You are, of course, correct. I went down that road when hired to edit the LaTeX of a book for publication. Yet I also look at it as a case of LaTeX encouraging documents to be logically structured in the writing phase and doing the actual formatting later. It is, after all, a cumbersome process that is best handled when the text is ready. (Granted, that may be specific to the circumstances in which I used LaTeX.)


Horrible unintuitive error messages when your document fails to compile.


This is a problem with LaTeX, not TeX: whenever I've used plain TeX I've found the error messages extremely relevant and helpful; it's really pleasant to use. Yes you need to read the manual once to understand the conventions used, but after that, when typesetting your document, the error handling is very graceful and tells you everything you need to know.


Well... you did ask.

Bottom line: it's a leftover from the 1980s. In the 1980s it was probably quite good. So was the Commodore 64, but you wouldn't use it to write your thesis on in 2020, now, would you?

It's a mess of multiple command line tools which run each other. None of which I understand or want to learn. tex, xetex, latex, xelatex, biblatex, texi2dvi, latexmk... What?

Its error messages might be very useful if you were running them by hand in 1985, instead of via 5 other tools. Literally these messages say things like "just type ? now", as if I'm doing this shit manually. No, I'm not, because I desire to use a computer to automate these tasks.

It's a mess of multiple packages which redefine each others' macros. Namespacing? Ha ha ha. Look at this crap: https://tex.stackexchange.com/questions/420448/error-illegal...

It gets in the way. If I open my article in a text editor, I want to see the title, author, abstract and first paragraph. Not 100 lines of backslashed computer blah. If I want to insert a picture, I don't want to have to write a paragraph of backslashed computer blah.

It's ugly. I don't want to see backslashes everywhere. I don't want to write `` to open quotation marks. I don't want to write \'e for é. I want to look at something nice when I write English.

Its model is that the markup specifies semantics, not syntax or layout. So you write \emph{} to emphasize something. This is bullshit. There are 100 reasons to use, e.g., italics: emphasis, foreign language, technical terms, etc. etc. Are we going to have a keyword for each of those? No. Just let me use italics. (Of course, they have that as well. Congratulations, you timewasters.)

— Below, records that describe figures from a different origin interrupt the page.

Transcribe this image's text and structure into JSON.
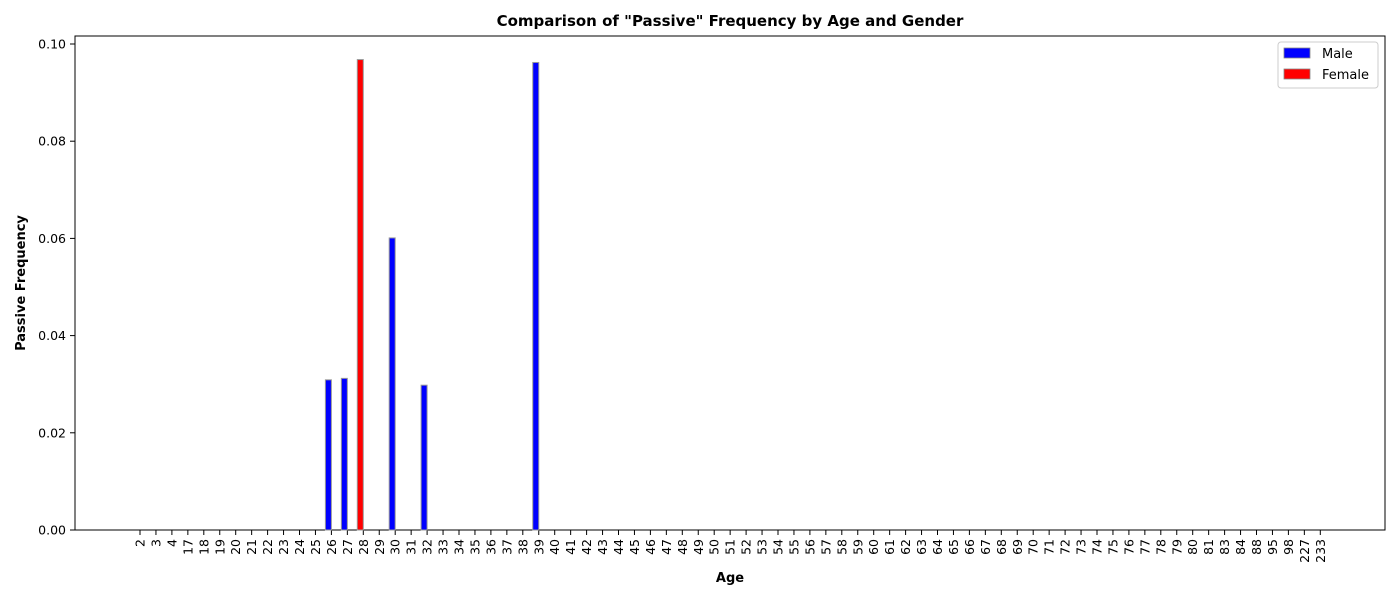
{
  "chart_data": {
    "type": "bar",
    "title": "Comparison of \"Passive\" Frequency by Age and Gender",
    "xlabel": "Age",
    "ylabel": "Passive Frequency",
    "ylim": [
      0,
      0.1
    ],
    "yticks": [
      "0.00",
      "0.02",
      "0.04",
      "0.06",
      "0.08",
      "0.10"
    ],
    "grid": false,
    "legend_position": "top-right",
    "categories": [
      "2",
      "3",
      "4",
      "17",
      "18",
      "19",
      "20",
      "21",
      "22",
      "23",
      "24",
      "25",
      "26",
      "27",
      "28",
      "29",
      "30",
      "31",
      "32",
      "33",
      "34",
      "35",
      "36",
      "37",
      "38",
      "39",
      "40",
      "41",
      "42",
      "43",
      "44",
      "45",
      "46",
      "47",
      "48",
      "49",
      "50",
      "51",
      "52",
      "53",
      "54",
      "55",
      "56",
      "57",
      "58",
      "59",
      "60",
      "61",
      "62",
      "63",
      "64",
      "65",
      "66",
      "67",
      "68",
      "69",
      "70",
      "71",
      "72",
      "73",
      "74",
      "75",
      "76",
      "77",
      "78",
      "79",
      "80",
      "81",
      "83",
      "84",
      "88",
      "95",
      "98",
      "227",
      "233"
    ],
    "series": [
      {
        "name": "Male",
        "color": "#0000ff",
        "values": [
          0,
          0,
          0,
          0,
          0,
          0,
          0,
          0,
          0,
          0,
          0,
          0,
          0.0309,
          0.0312,
          0,
          0,
          0.0601,
          0,
          0.0298,
          0,
          0,
          0,
          0,
          0,
          0,
          0.0962,
          0,
          0,
          0,
          0,
          0,
          0,
          0,
          0,
          0,
          0,
          0,
          0,
          0,
          0,
          0,
          0,
          0,
          0,
          0,
          0,
          0,
          0,
          0,
          0,
          0,
          0,
          0,
          0,
          0,
          0,
          0,
          0,
          0,
          0,
          0,
          0,
          0,
          0,
          0,
          0,
          0,
          0,
          0,
          0,
          0,
          0,
          0,
          0,
          0
        ]
      },
      {
        "name": "Female",
        "color": "#ff0000",
        "values": [
          0,
          0,
          0,
          0,
          0,
          0,
          0,
          0,
          0,
          0,
          0,
          0,
          0,
          0,
          0.0968,
          0,
          0,
          0,
          0,
          0,
          0,
          0,
          0,
          0,
          0,
          0,
          0,
          0,
          0,
          0,
          0,
          0,
          0,
          0,
          0,
          0,
          0,
          0,
          0,
          0,
          0,
          0,
          0,
          0,
          0,
          0,
          0,
          0,
          0,
          0,
          0,
          0,
          0,
          0,
          0,
          0,
          0,
          0,
          0,
          0,
          0,
          0,
          0,
          0,
          0,
          0,
          0,
          0,
          0,
          0,
          0,
          0,
          0,
          0,
          0
        ]
      }
    ]
  }
}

Its culture is toxically up its own posterior. Oh, it's pronounced techhhh? Thank you for informing me, neccccchbeard. And if I have to read one more time "oh, don't use vertical lines in tables, just use \booktabs" in response to a question about HOW TO DO something....

Its toxic culture has infected academia. I've got referee reports saying "this wasn't written in TeX" as if that were a legitimate critique. PhD students are forced to learn it and spend nights crying and trying to make their tables work. Then they get Stockholm syndrome, become vastly proud that they know to write \ldots when they mean ..., and pass the filthy disease on to their students in turn.

tl:dr; Use HTML. Use Markdown. Use Microsoft Word. Hell, use RTF. Don't use TeX. Don't let your friends use TeX. Stop the madness now. Just Say No.